Figure 10. A biophysically plausible neural circuit can accurately extract isolated spikes and therefore decode their information about movement direction.

Figure 10

A) Schematic of the decoding model for isolated spikes. It consists of parallel processing by two synapses with one displaying facilitation and the other displaying no plasticity (i.e. “static”). The output from the static synapse YE(t) is delayed and the output from the facilitating synapse YI(t) is then subtracted from it. This signal is then half-wave rectified to give the output Z(t). Finally, Z(t) is thresholded to obtain the output spikes. B) Performance of the decoding model compared with the performance of an ISI threshold criterion at detecting isolated spikes.

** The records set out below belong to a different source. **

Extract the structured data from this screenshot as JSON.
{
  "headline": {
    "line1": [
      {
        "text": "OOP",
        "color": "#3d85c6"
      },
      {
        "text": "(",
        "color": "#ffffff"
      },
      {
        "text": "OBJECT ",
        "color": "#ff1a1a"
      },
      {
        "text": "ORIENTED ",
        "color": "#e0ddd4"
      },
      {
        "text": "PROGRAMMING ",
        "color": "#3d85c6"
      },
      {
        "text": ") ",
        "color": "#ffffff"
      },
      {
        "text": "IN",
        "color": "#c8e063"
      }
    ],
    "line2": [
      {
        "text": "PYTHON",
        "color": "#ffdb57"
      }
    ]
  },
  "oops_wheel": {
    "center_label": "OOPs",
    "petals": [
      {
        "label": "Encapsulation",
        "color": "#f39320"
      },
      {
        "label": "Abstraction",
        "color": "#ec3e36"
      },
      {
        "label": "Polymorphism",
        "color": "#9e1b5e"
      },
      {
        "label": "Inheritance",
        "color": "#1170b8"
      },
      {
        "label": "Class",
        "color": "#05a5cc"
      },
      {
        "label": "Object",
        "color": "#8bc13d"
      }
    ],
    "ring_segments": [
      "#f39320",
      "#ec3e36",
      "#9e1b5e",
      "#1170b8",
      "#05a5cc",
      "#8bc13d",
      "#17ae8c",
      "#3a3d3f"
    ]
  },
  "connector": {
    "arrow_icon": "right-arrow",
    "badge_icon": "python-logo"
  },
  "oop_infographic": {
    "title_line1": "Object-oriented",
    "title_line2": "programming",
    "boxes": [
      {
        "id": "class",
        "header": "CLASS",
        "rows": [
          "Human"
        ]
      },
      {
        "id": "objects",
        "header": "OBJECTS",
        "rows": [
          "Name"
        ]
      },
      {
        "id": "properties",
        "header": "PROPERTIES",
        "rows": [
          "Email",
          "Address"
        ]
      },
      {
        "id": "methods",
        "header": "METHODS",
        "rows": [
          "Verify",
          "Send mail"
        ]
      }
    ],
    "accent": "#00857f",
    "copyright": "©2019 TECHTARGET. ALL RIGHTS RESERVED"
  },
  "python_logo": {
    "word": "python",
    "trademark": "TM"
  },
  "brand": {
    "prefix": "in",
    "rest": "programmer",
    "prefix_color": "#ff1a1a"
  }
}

Shown are the delayed output of the static excitatory synapse YE(t−td) (green trace), facilitating inhibitory synapse YI(t) (blue trace), and the output of the model Z(t) (red trace) with the threshold used to detect output spikes (dashed gray trace), the original spike train (purple ticks), the isolated spikes according to the ISI threshold (orange ticks), and the isolated spikes according to the decoding model (black ticks). Parameter values used were τF = 200 msec, τD = 500 msec, τE = 5 msec, τI = 8 msec, GI =  5, I0 = 3.41 msec, td = 4 msec.